Jadwal Pencairan PKH 2026
Bila merujuk pada pencairan tahun sebelumnya, program bantuan PKH ini akan dicairkan melalui 4 tahapan, adapun tahapan secara terperinci sebagai berikut :
- Tahap 1: Januari, Februari, Maret
- Tahap 2: April, Mei, Juni
- Tahap 3: Juli, Agustus, September
- Tahap 4: Oktober, November, Desembe
Tahapan di atas diperkirakan juga akan sama dengan penyaluran pada tahun 2026, dimana penyaluran juga akan mengikuti jadwal penyaluran tahun sebelumnya. Pencairan dana biasanya dilakukan melalui rekening bank Himbara (BRI, BNI, Mandiri, BTN) atau melalui kartu bantuan sosial yang dapat digunakan di agen resmi atau ATM.
Masyarakat disarankan untuk rutin mengecek status pencairan melalui aplikasi atau website resmi agar tidak ketinggalan informasi.
Nominal Bantuan PKH 2026
Besaran bantuan PKH ditentukan berdasarkan kategori anggota keluarga dalam satu rumah tangga. Setiap kategori memiliki nominal bantuan yang berbeda sesuai kebutuhan. Adapun spesifikasi bantuan yang disalurkan beserta nominalnya sebagai berikut :
- Ibu hamil: Rp 3 juta/tahun (Rp 750.000/tahap)

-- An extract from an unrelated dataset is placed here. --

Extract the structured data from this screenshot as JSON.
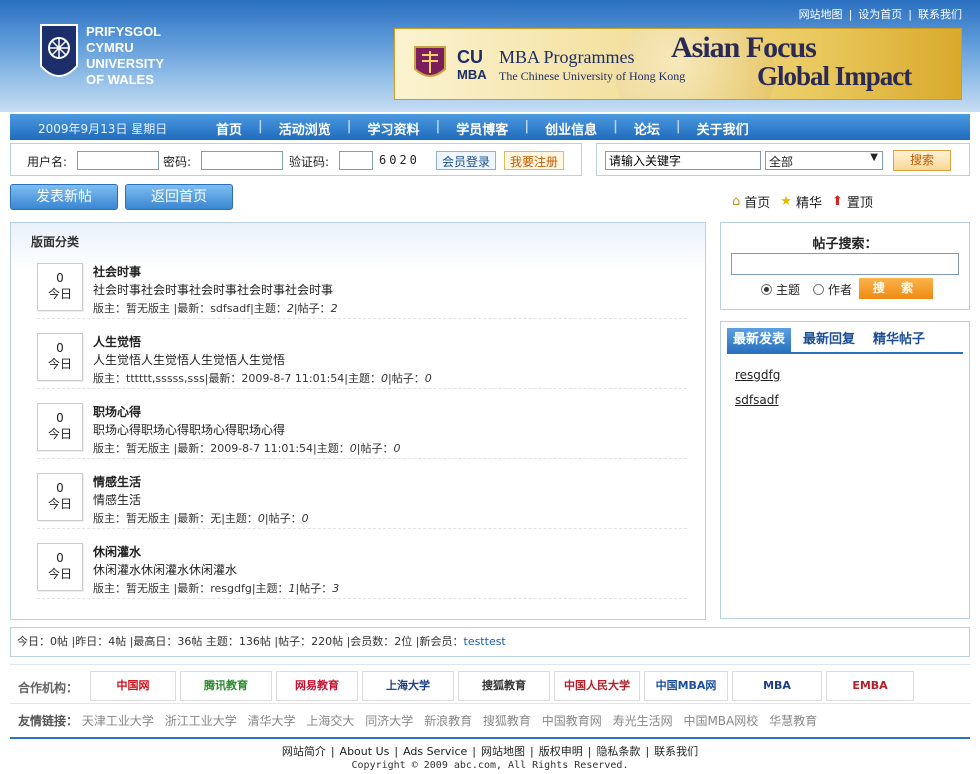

- Anak usia dini: Rp 3 juta/tahun (Rp 750.000/tahap)
- Siswa SD: Rp 900.000/tahun (Rp 225.000/tahap)
- Siswa SMP: Rp 1,5 juta/tahun (Rp 375.000/tahap)
- Siswa SMA: Rp 2 juta/tahun (Rp 500.000/tahap)
- Disabilitas berat: Rp 2,4 juta (Rp 600.000/tahap)
- Lanjut usia 60+: Rp 2,4 juta/tahun (Rp 600.000/tahap)
- Korban pelanggaran HAM berat: Rp 10,8 juta/tahun (Rp 2,7 juta/tahap)
Kesimpulan
PKH 2026 kembali menjadi salah satu program bantuan sosial utama untuk membantu keluarga kurang mampu memenuhi kebutuhan dasar. Dengan adanya layanan pengecekan status secara online melalui website Kemensos dan aplikasi Cek Bansos, masyarakat kini dapat memantau status penerima, jadwal pencairan, serta nominal bantuan dengan lebih mudah.
Dengan memahami cara cek penerima PKH, mengetahui jadwal pencairan, dan mengenali besaran nominal bantuan, keluarga penerima diharapkan dapat memanfaatkan program ini secara optimal dan tepat guna.